There are many pitfalls in grocery shopping of which the average consumer may not be aware.
Impulse buys are how grocery stores try to lure you in to spending more money. Strategically placed items on sale are meant to lure you into doing exactly that. Of course you'd never buy apricot scented exfoliating face wash with coconut milk on a regular shopping trip, but its buy one get one free, so how can you pass up on that savings?
Point to remember- its not saving money if you're buying something extra that you would never get were it not on sale. If you would buy that apricot scented exfoliating face wash with coconut oil when it wasn't on sale, and now you're getting two for the price of one, then it is worth it to take advantage of the sale. If something you buy on a regular basis is on sale, it can pay to stock up on the sale items. However, keep in mind that money spent on “extras” that are on sale are not saving you money, but rather, are causing you to be wasteful.
Because of the temptation of impulse buys, frugal shopping enthusiasts advise menu planning and writing shopping lists and sticking religiously to those lists. I shared here what I do about grocery shopping, list writing, and menu planning.
My suggestion to avoid impulse buys is to calculate how much your grocery shopping should cost you and bring that much money with you in cash. I add on a few extra dollars and am set. This way you know that you have a clearly defined limit to how much you can spend, which is harder to remember when using plastic, and that limit helps you to not waste your grocery money on impulse buys.
I sometimes will put an impulse buy in the bottom of my shopping cart. When the cashier finishes ringing up my groceries, if I spent less than I had planned to spend on grocery shopping, I'll allow myself to ring up one or two impulse buys. But only so long as I stick within my budget.
As you become more savvy and aware of how much money you actually need for your grocery shopping, you can allot less and less money for each trip and free up that cash for more important uses.
My other suggested technique for cutting back on impulse buys is to only do as few grocery shops as possible. The ideal frugal shop is to go shopping only once a month. Or so I've heard. I'm still unsure how people manage that and still have fruits and vegetables at the end of the month. If anyone has suggestions for me how such a thing is doable, I'm all ears. For now, I've only gotten my produce to last 2 weeks between shopping trips, so that is why I do a bi-weekly shopping.
The reason fewer shopping trips are recommended is because each trip generally ends costing more money than was originally planned. Even if “I'm just going in to buy eggs and that's it” you'll more often than not proceed to the checkout with eggs, milk, cereal, disposable pans, apples, etc... You get my drift. The more trips to the store in a week, the more money you end up spending.
People usually are tempted to buy extras while in a store. Those who are not tempted to buy anything other than what they came for are few and far between. I always remember something else that I "need" that I "forgot" to put on my lis and end up getting that while shopping.

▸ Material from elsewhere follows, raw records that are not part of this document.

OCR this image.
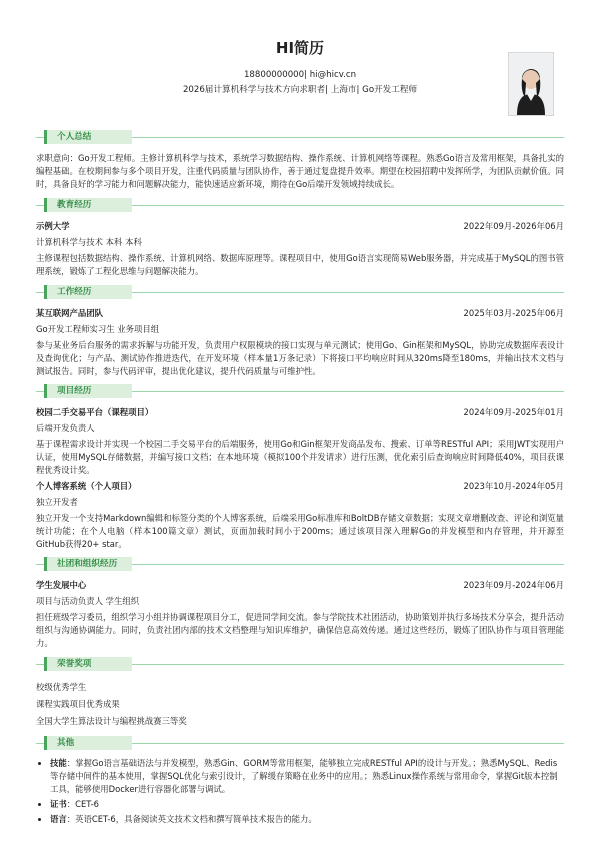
HI简历
18800000000| hi@hicv.cn
2026届计算机科学与技术方向求职者| 上海市| Go开发工程师
个人总结
求职意向：Go开发工程师。主修计算机科学与技术，系统学习数据结构、操作系统、计算机网络等课程。熟悉Go语言及常用框架，具备扎实的编程基础。在校期间参与多个项目开发，注重代码质量与团队协作，善于通过复盘提升效率。期望在校园招聘中发挥所学，为团队贡献价值。同时，具备良好的学习能力和问题解决能力，能快速适应新环境，期待在Go后端开发领域持续成长。
教育经历
示例大学	2022年09月-2026年06月
计算机科学与技术 本科 本科
主修课程包括数据结构、操作系统、计算机网络、数据库原理等。课程项目中，使用Go语言实现简易Web服务器，并完成基于MySQL的图书管理系统，锻炼了工程化思维与问题解决能力。
工作经历
某互联网产品团队	2025年03月-2025年06月
Go开发工程师实习生 业务项目组
参与某业务后台服务的需求拆解与功能开发，负责用户权限模块的接口实现与单元测试；使用Go、Gin框架和MySQL，协助完成数据库表设计及查询优化；与产品、测试协作推进迭代，在开发环境（样本量1万条记录）下将接口平均响应时间从320ms降至180ms，并输出技术文档与测试报告。同时，参与代码评审，提出优化建议，提升代码质量与可维护性。
项目经历
校园二手交易平台（课程项目）	2024年09月-2025年01月
后端开发负责人
基于课程需求设计并实现一个校园二手交易平台的后端服务，使用Go和Gin框架开发商品发布、搜索、订单等RESTful API；采用JWT实现用户认证，使用MySQL存储数据，并编写接口文档；在本地环境（模拟100个并发请求）进行压测，优化索引后查询响应时间降低40%，项目获课程优秀设计奖。
个人博客系统（个人项目）	2023年10月-2024年05月
独立开发者
独立开发一个支持Markdown编辑和标签分类的个人博客系统，后端采用Go标准库和BoltDB存储文章数据；实现文章增删改查、评论和浏览量统计功能；在个人电脑（样本100篇文章）测试，页面加载时间小于200ms；通过该项目深入理解Go的并发模型和内存管理，并开源至GitHub获得20+ star。
社团和组织经历
学生发展中心	2023年09月-2024年06月
项目与活动负责人 学生组织
担任班级学习委员，组织学习小组并协调课程项目分工，促进同学间交流。参与学院技术社团活动，协助策划并执行多场技术分享会，提升活动组织与沟通协调能力。同时，负责社团内部的技术文档整理与知识库维护，确保信息高效传递。通过这些经历，锻炼了团队协作与项目管理能力。
荣誉奖项
校级优秀学生
课程实践项目优秀成果
全国大学生算法设计与编程挑战赛三等奖
其他
• 技能：掌握Go语言基础语法与并发模型，熟悉Gin、GORM等常用框架，能够独立完成RESTful API的设计与开发。；熟悉MySQL、Redis等存储中间件的基本使用，掌握SQL优化与索引设计，了解缓存策略在业务中的应用。；熟悉Linux操作系统与常用命令，掌握Git版本控制工具，能够使用Docker进行容器化部署与调试。
• 证书：CET-6
• 语言：英语CET-6，具备阅读英文技术文档和撰写简单技术报告的能力。
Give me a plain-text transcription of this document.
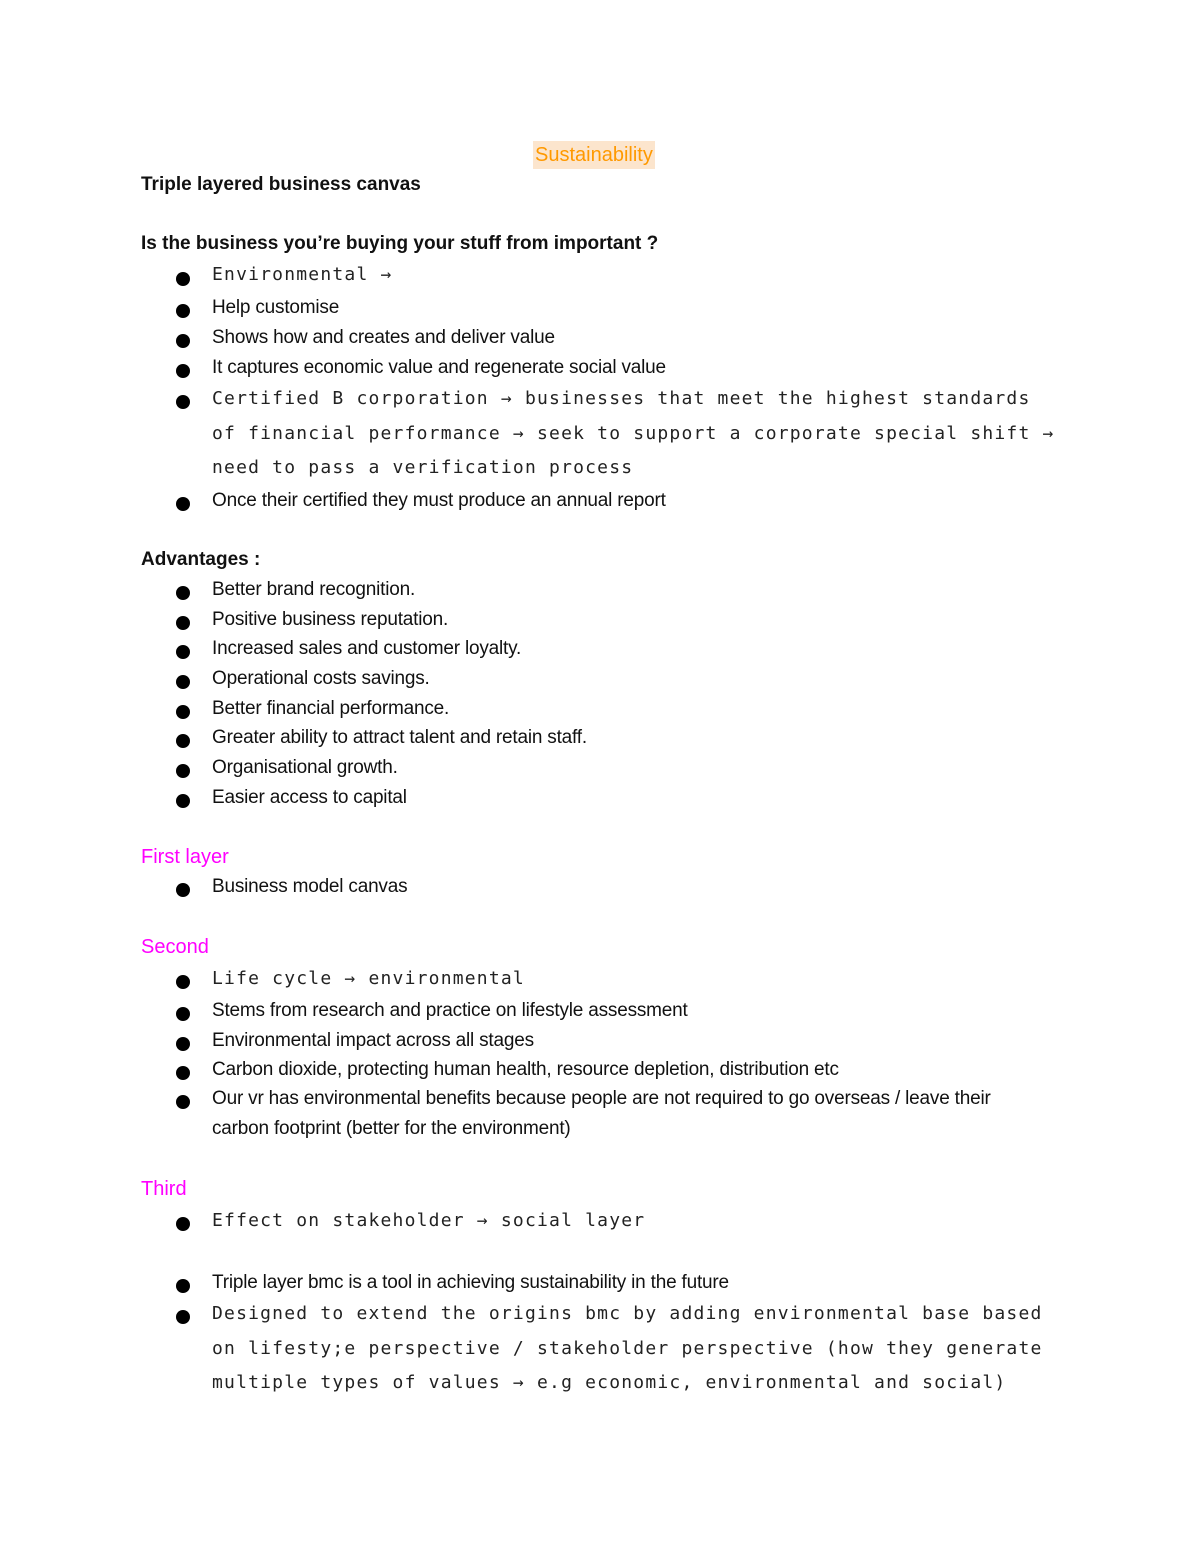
Sustainability
Triple layered business canvas
Is the business you’re buying your stuff from important ?
Environmental →
Help customise
Shows how and creates and deliver value
It captures economic value and regenerate social value
Certified B corporation → businesses that meet the highest standards of financial performance → seek to support a corporate special shift → need to pass a verification process
Once their certified they must produce an annual report
Advantages :
Better brand recognition.
Positive business reputation.
Increased sales and customer loyalty.
Operational costs savings.
Better financial performance.
Greater ability to attract talent and retain staff.
Organisational growth.
Easier access to capital
First layer
Business model canvas
Second
Life cycle → environmental
Stems from research and practice on lifestyle assessment
Environmental impact across all stages
Carbon dioxide, protecting human health, resource depletion, distribution etc
Our vr has environmental benefits because people are not required to go overseas / leave their carbon footprint (better for the environment)
Third
Effect on stakeholder → social layer
Triple layer bmc is a tool in achieving sustainability in the future
Designed to extend the origins bmc by adding environmental base based on lifesty;e perspective / stakeholder perspective (how they generate multiple types of values → e.g economic, environmental and social)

For all that I think I need these things, I survive and manage quite nicely even without these things, so buying those items that I "forgot" to add to the list is a money waster. The fact of the matter is, I can do without many things that I convince myself that I need.
One month was an especially hard one for us financially, and I only spent a total of 15 dollars for food for that month. I didn't have much of what I usually keep in stock in my home, our meals were very very simple, and I made do without many of my needs. Such an experiment, which I had entitled my "Dirt Poor Experienent" was no fun at all, I will freely admit. It was a time of great stress, and I wish to never need to repeat such an "experiment". However, living on 15 dollars worth of groceries for an entire month taught me much, like the things I took for granted and assumed were needs were really not necessary for living a happy fulfulling life.
I currently am out of wax paper. I am tempted to go to the store and replenish my stock, but am holding off until my next shopping trip. Until I buy new, I find a replacement for the wax paper and have been using aluminum foil in its stead. I know that once I enter the store to buy that one item, I will leave the store with many more items that I've convinced mysef that I need.
Making infrequent shopping trips, at a maximum of one trip per week, preferably less, is one of the best ways to cut impulse buys and help reduce your grocery bill.
How frequently do you go food shopping? What are your tips and tricks to help avoid impulse buys?